A conventional rotary switch is generally constructed as a device that has a rotating shaft connected to one terminal capable of making or breaking a connection to one or more other terminals. During operation, a user manipulates the switch to manually select a circuit.
Rotary switches are often mounted upon panels and other supporting structures in order that a user may control an electrical device. It is common for a portion of the switch to be on one side of the panel (the user side) and another portion of the switch to be on the other side of the panel (the inside). In many instances, the only portion of a switch that is on the user's side of the panel is a section of the shaft and a knob or other actuating means. Generally, the bulk of the switch is on the inside of the panel. For many years this type of configuration was sufficient, but over time the size of electrical devices became increasingly smaller and there became a need to reduce the size of the switch—especially that portion on the inside of the panel and the overall height of the switch.

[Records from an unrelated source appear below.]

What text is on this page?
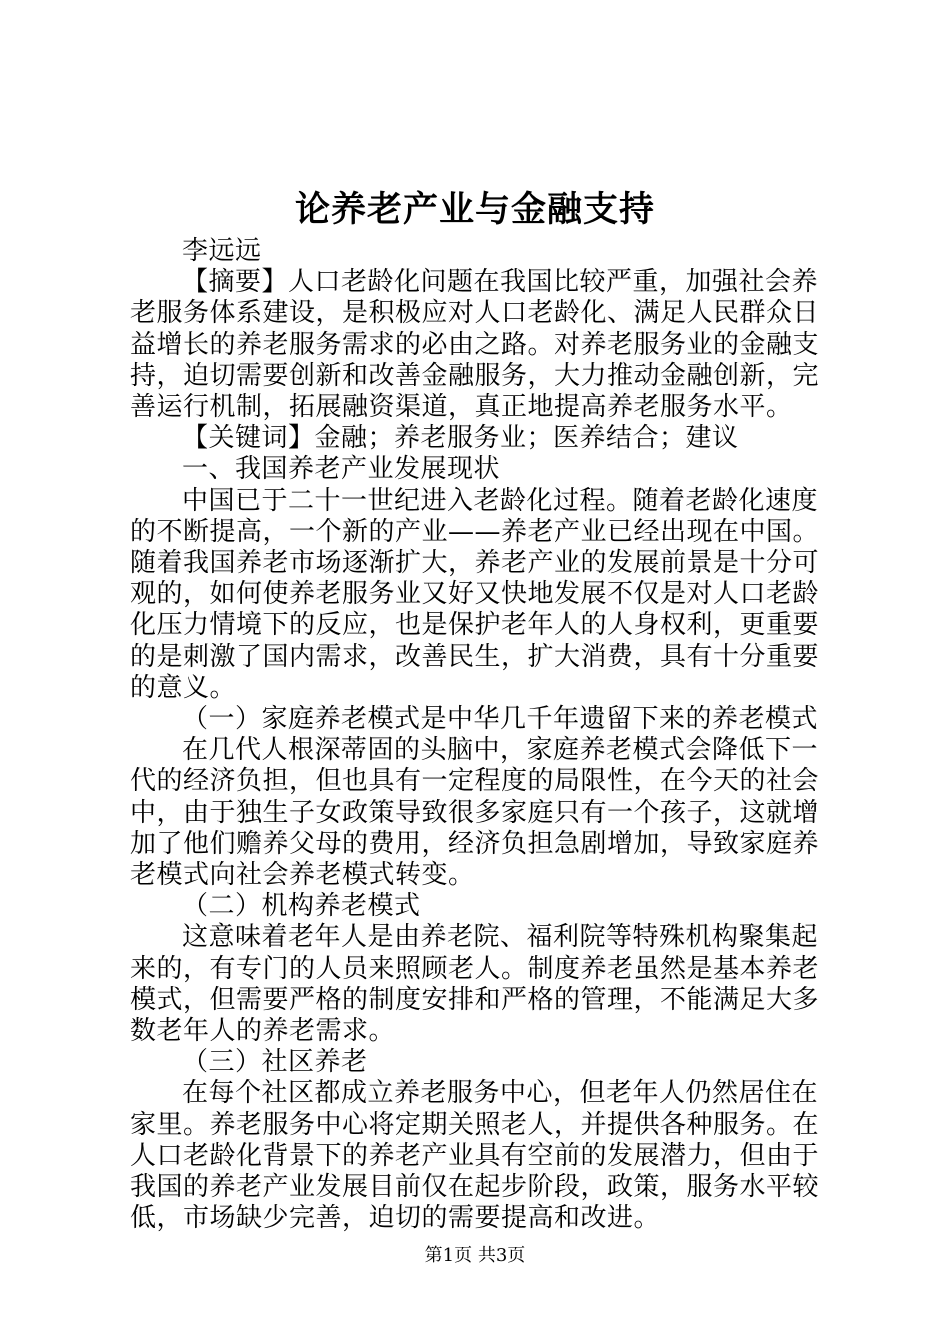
论养老产业与金融支持

李远远

【摘要】人口老龄化问题在我国比较严重，加强社会养老服务体系建设，是积极应对人口老龄化、满足人民群众日益增长的养老服务需求的必由之路。对养老服务业的金融支持，迫切需要创新和改善金融服务，大力推动金融创新，完善运行机制，拓展融资渠道，真正地提高养老服务水平。

【关键词】金融；养老服务业；医养结合；建议

一、我国养老产业发展现状

中国已于二十一世纪进入老龄化过程。随着老龄化速度的不断提高，一个新的产业——养老产业已经出现在中国。随着我国养老市场逐渐扩大，养老产业的发展前景是十分可观的，如何使养老服务业又好又快地发展不仅是对人口老龄化压力情境下的反应，也是保护老年人的人身权利，更重要的是刺激了国内需求，改善民生，扩大消费，具有十分重要的意义。

（一）家庭养老模式是中华几千年遗留下来的养老模式

在几代人根深蒂固的头脑中，家庭养老模式会降低下一代的经济负担，但也具有一定程度的局限性，在今天的社会中，由于独生子女政策导致很多家庭只有一个孩子，这就增加了他们赡养父母的费用，经济负担急剧增加，导致家庭养老模式向社会养老模式转变。

（二）机构养老模式

这意味着老年人是由养老院、福利院等特殊机构聚集起来的，有专门的人员来照顾老人。制度养老虽然是基本养老模式，但需要严格的制度安排和严格的管理，不能满足大多数老年人的养老需求。

（三）社区养老

在每个社区都成立养老服务中心，但老年人仍然居住在家里。养老服务中心将定期关照老人，并提供各种服务。在人口老龄化背景下的养老产业具有空前的发展潜力，但由于我国的养老产业发展目前仅在起步阶段，政策，服务水平较低，市场缺少完善，迫切的需要提高和改进。

第1页 共3页
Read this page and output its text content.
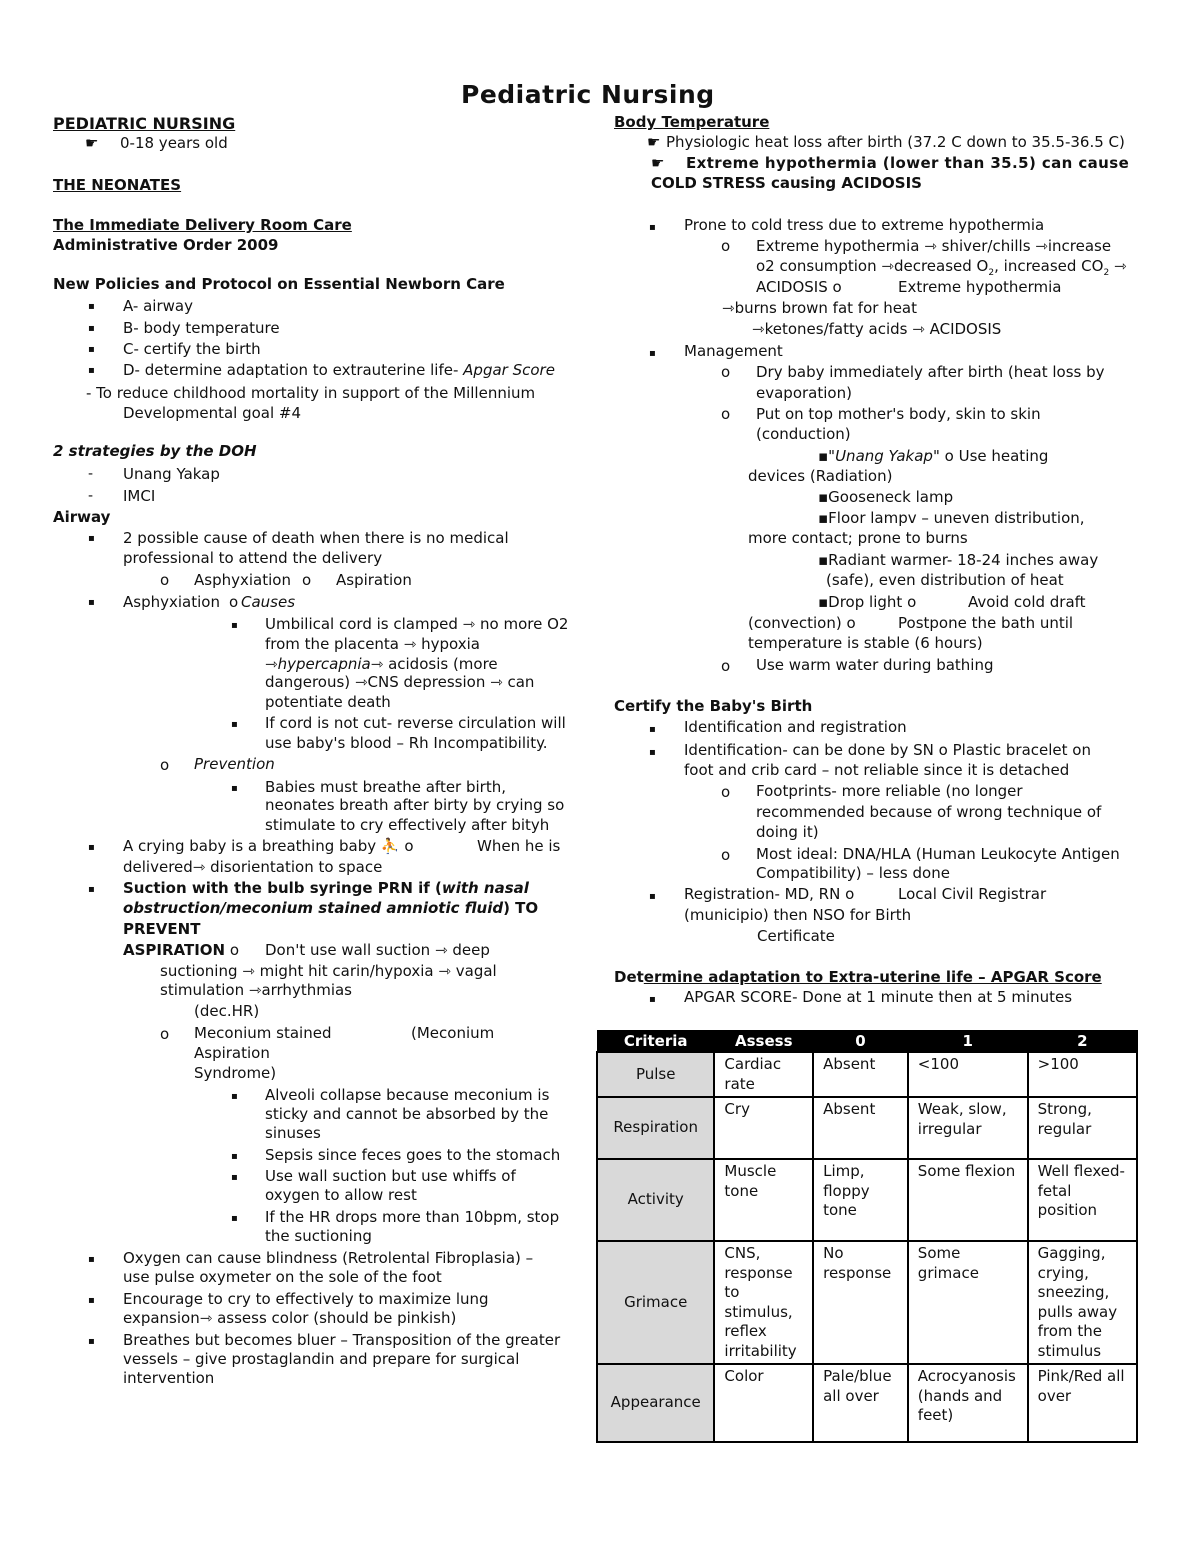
Pediatric Nursing
PEDIATRIC NURSING
☛ 0-18 years old
THE NEONATES
The Immediate Delivery Room Care
Administrative Order 2009
New Policies and Protocol on Essential Newborn Care
▪ A- airway
▪ B- body temperature
▪ C- certify the birth
▪ D- determine adaptation to extrauterine life- Apgar Score
- To reduce childhood mortality in support of the Millennium
Developmental goal #4
2 strategies by the DOH
- Unang Yakap
- IMCI
Airway
▪ 2 possible cause of death when there is no medical
professional to attend the delivery
o Asphyxiation o Aspiration
▪ Asphyxiation o Causes
▪ Umbilical cord is clamped ⇾ no more O2
from the placenta ⇾ hypoxia
⇾hypercapnia⇾ acidosis (more
dangerous) ⇾CNS depression ⇾ can
potentiate death
▪ If cord is not cut- reverse circulation will
use baby's blood – Rh Incompatibility.
o Prevention
▪ Babies must breathe after birth,
neonates breath after birty by crying so
stimulate to cry effectively after bityh
▪ A crying baby is a breathing baby ⛹ o	When he is
delivered⇾ disorientation to space
▪ Suction with the bulb syringe PRN if (with nasal
obstruction/meconium stained amniotic fluid) TO
PREVENT
ASPIRATION o Don't use wall suction ⇾ deep
suctioning ⇾ might hit carin/hypoxia ⇾ vagal
stimulation ⇾arrhythmias
(dec.HR)
o Meconium stained	(Meconium
Aspiration
Syndrome)
▪ Alveoli collapse because meconium is
sticky and cannot be absorbed by the
sinuses
▪ Sepsis since feces goes to the stomach
▪ Use wall suction but use whiffs of
oxygen to allow rest
▪ If the HR drops more than 10bpm, stop
the suctioning
▪ Oxygen can cause blindness (Retrolental Fibroplasia) –
use pulse oxymeter on the sole of the foot
▪ Encourage to cry to effectively to maximize lung
expansion⇾ assess color (should be pinkish)
▪ Breathes but becomes bluer – Transposition of the greater
vessels – give prostaglandin and prepare for surgical
intervention
Body Temperature
☛ Physiologic heat loss after birth (37.2 C down to 35.5-36.5 C)
☛ Extreme hypothermia (lower than 35.5) can cause
COLD STRESS causing ACIDOSIS
▪ Prone to cold tress due to extreme hypothermia
o Extreme hypothermia ⇾ shiver/chills ⇾increase
o2 consumption ⇾decreased $O_2$, increased $CO_2$ ⇾
ACIDOSIS o	Extreme hypothermia
⇾burns brown fat for heat
⇾ketones/fatty acids ⇾ ACIDOSIS
▪ Management
o Dry baby immediately after birth (heat loss by
evaporation)
o Put on top mother's body, skin to skin
(conduction)
▪"Unang Yakap" o Use heating
devices (Radiation)
▪Gooseneck lamp
▪Floor lampv – uneven distribution,
more contact; prone to burns
▪Radiant warmer- 18-24 inches away
(safe), even distribution of heat
▪Drop light o	Avoid cold draft
(convection) o	Postpone the bath until
temperature is stable (6 hours)
o Use warm water during bathing
Certify the Baby's Birth
▪ Identification and registration
▪ Identification- can be done by SN o Plastic bracelet on
foot and crib card – not reliable since it is detached
o Footprints- more reliable (no longer
recommended because of wrong technique of
doing it)
o Most ideal: DNA/HLA (Human Leukocyte Antigen
Compatibility) – less done
▪ Registration- MD, RN o	Local Civil Registrar
(municipio) then NSO for Birth
Certificate
Determine adaptation to Extra-uterine life – APGAR Score
▪ APGAR SCORE- Done at 1 minute then at 5 minutes
Criteria	Assess	0	1	2
Pulse	Cardiac rate	Absent	<100	>100
Respiration	Cry	Absent	Weak, slow, irregular	Strong, regular
Activity	Muscle tone	Limp, floppy tone	Some flexion	Well flexed- fetal position
Grimace	CNS, response to stimulus, reflex irritability	No response	Some grimace	Gagging, crying, sneezing, pulls away from the stimulus
Appearance	Color	Pale/blue all over	Acrocyanosis (hands and feet)	Pink/Red all over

In order to meet the needs of smaller devices having less room and of a lower profile, the size of the components of the switches also became smaller. Yet, because these switches are comprised in part of mechanical components, there remained a practical limit as to how small they could become while still remaining useful. There became a need for different designs rather than just a reduction in the size of the components. One such attempt at providing a solution is found in U.S. Pat. No. 7,109,430 B2 issued to Horton et al. While the switch described by Horton may have resulted in a lower overall profile of the combined components, this switch still does not address at least several problems. For instance, the rotary switch 100 is constructed such that the axis of rotation of the rotary shaft 130 can only be installed perpendicularly to the printed wiring board 150 (PWB). Further, the rotary shaft 130 occupies the centre of the rotary switch 100, thereby blocking the placement of a centre push style switch in that location. Also, the rotary switch 100 assembly is complicated in design, and requires the performance of costly and error prone manufacturing techniques. Moreover, the rotary switch 100 requires the construction and installation of an electrical contact 140 that has electrical contacts which sweep across the PWB 150 selectively making and breaking electrical connections. These connections are prone to increased rates of failure since they are subject to wear and contamination by dirt, etc.
Accordingly, the industry sought to improve upon the rotary switch disclosed in Horton. One such improvement to the switch disclosed in Horton has been to use a rotary switch having an annular shaped dial which may be rotated about a centre knob. The dial includes a plastic ring having a precision inset moulding used to selectively make and break electrical connections when the dial is rotated. A small and precision metal stamping activation spring is needed for connecting purposes. Although providing a lower profile than the Horton switch, these types of improved rotary switches are complicated and require special control injection manufacturing techniques to manufacture, and thus are costly to manufacture. Also, they are designed to be mounted only in one orientation, i.e. parallel to the PWB such that the axis of rotation of the dial is perpendicular to the PWB.
Accordingly, there exists a need for an improved rotary switch which has one or more of the following characteristics: a low profile, inexpensive to manufacture, reliable, less prone to failure, less complicated, does not require precision manufacturing techniques and components, which permits the use of a centre mounted switch assembly, and that is more versatile in the orientations in which it can be mounted relative to a PWB.